WE THINK it is contemptible that garbage should be elevated to the level of commercial transaction between nations. The contempt is even more offensive if it involves a rich nation taking advantage of the poverty of the receiving country; in short, the United States, for example, paying any willing Caribbean nation to take its garbage.
There is no indication, as far as we are aware, that this type of transaction is officially sanctioned. According to a report in Friday's Gleaner, the chairman of the National Waste Management Authority, Alston Stewart, said that two years ago US-based private interests had approached the Government with a proposal to dump its solid waste here. The proposal was rejected then.
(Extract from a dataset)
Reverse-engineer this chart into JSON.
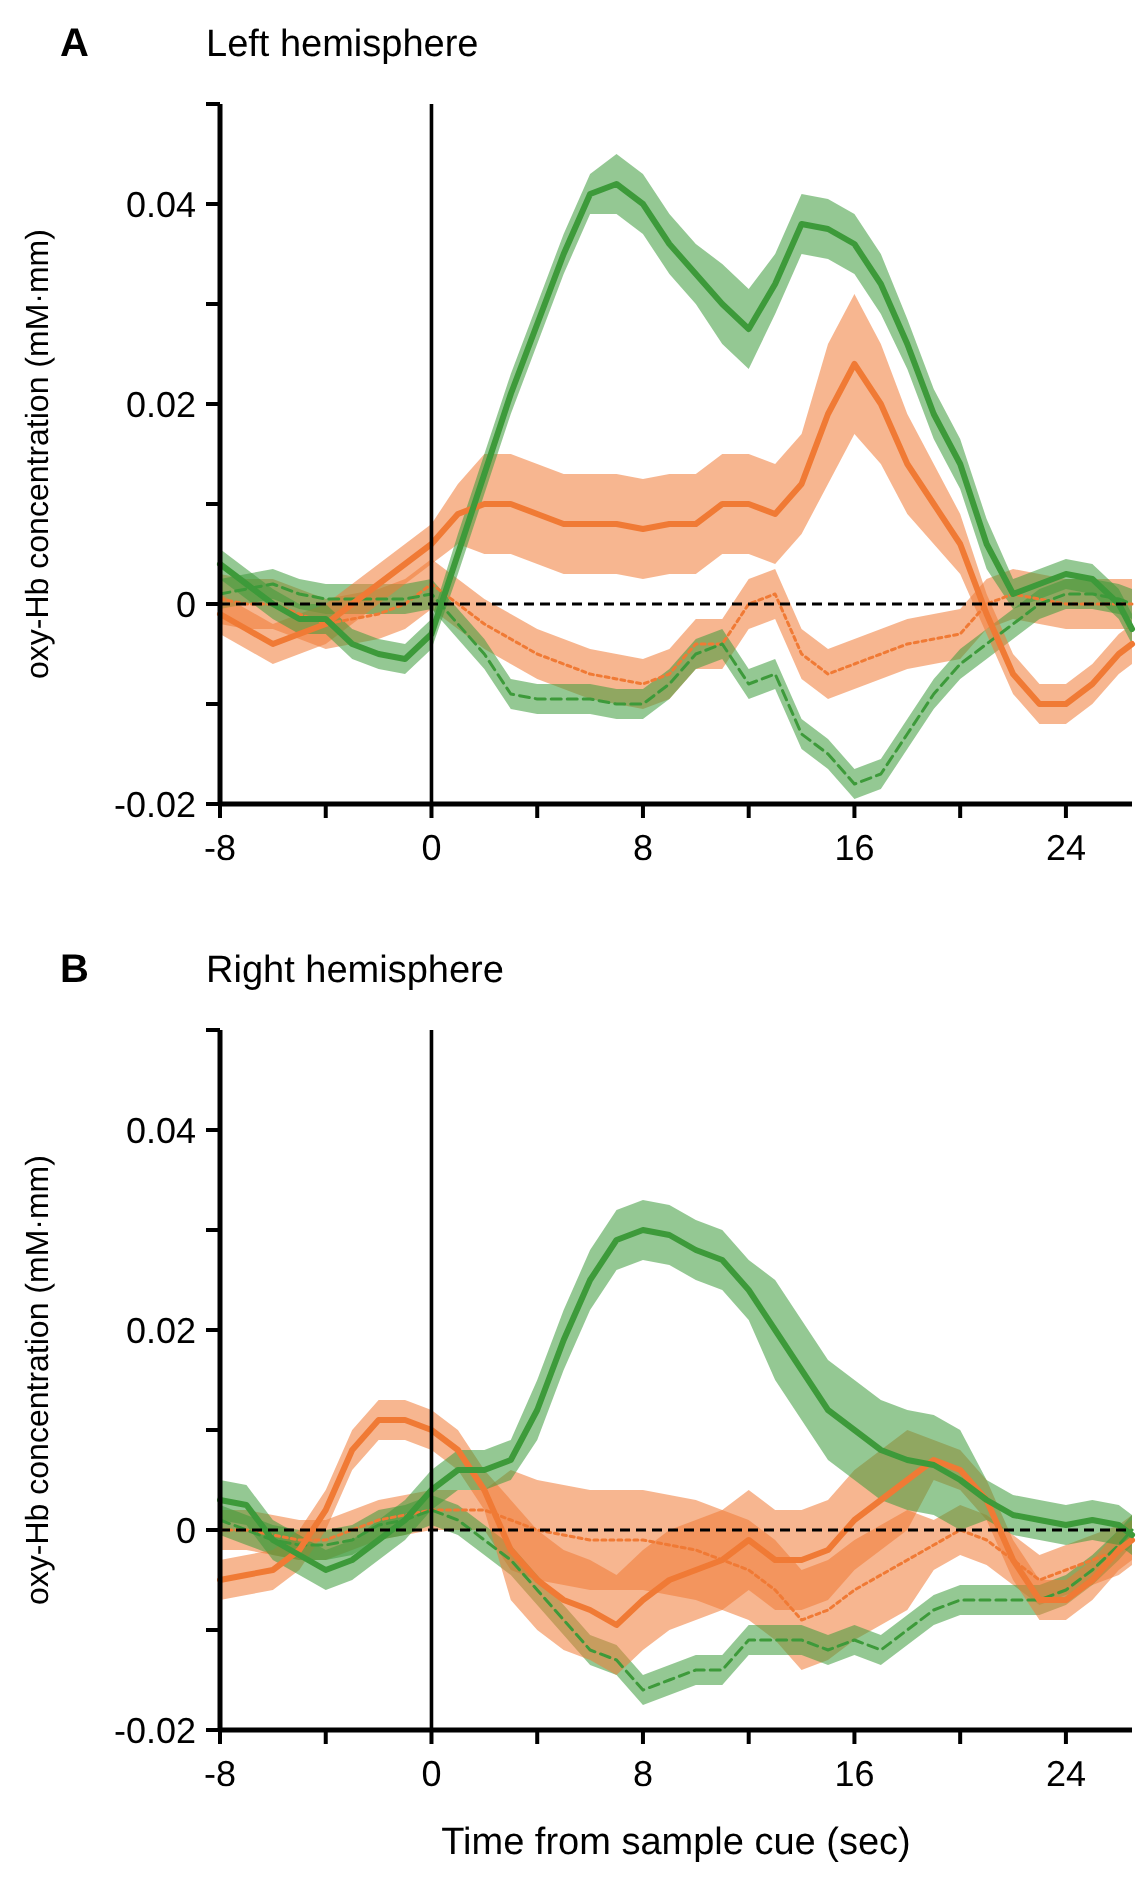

Apparently, the proposal is being floated anew. Mr. Stewart's reaction this time is dismissive, but somewhat tentative. It is along the lines that the United States had more land space, technology and resources to deal with the disposal problem. Even more pertinent is the potential health risks that would be involved in accepting solid waste that can harbour unknown diseases and toxic debris.
We would have preferred the proposal to be spurned outright, without equivocation; which we think is what Mr. Stewart felt when he said that "something is wrong with the proposal".
As we understand it, both Barbados and Guyana have rejected similar offers from the United States.
At the official level a sense of superiority is to be expected from the world's only superpower in matters of diplomacy and international relations.
Perhaps the clearest exposition of that attitude came from President George W. Bush himself in the aftermath of the September 11 terrorist attacks. In the subsequent declaration of a worldwide "war on terror", the President said with a touch of arrogance that the rest of the world should be either "pro-U.S. or pro-terrorist".
Matters of solid waste disposal is hardly the stuff of diplomacy. But private interests acting without diplomatic sensitivity can do harm to the relations which even a powerful nation must have with 'third world' nations in the shadow of its influence.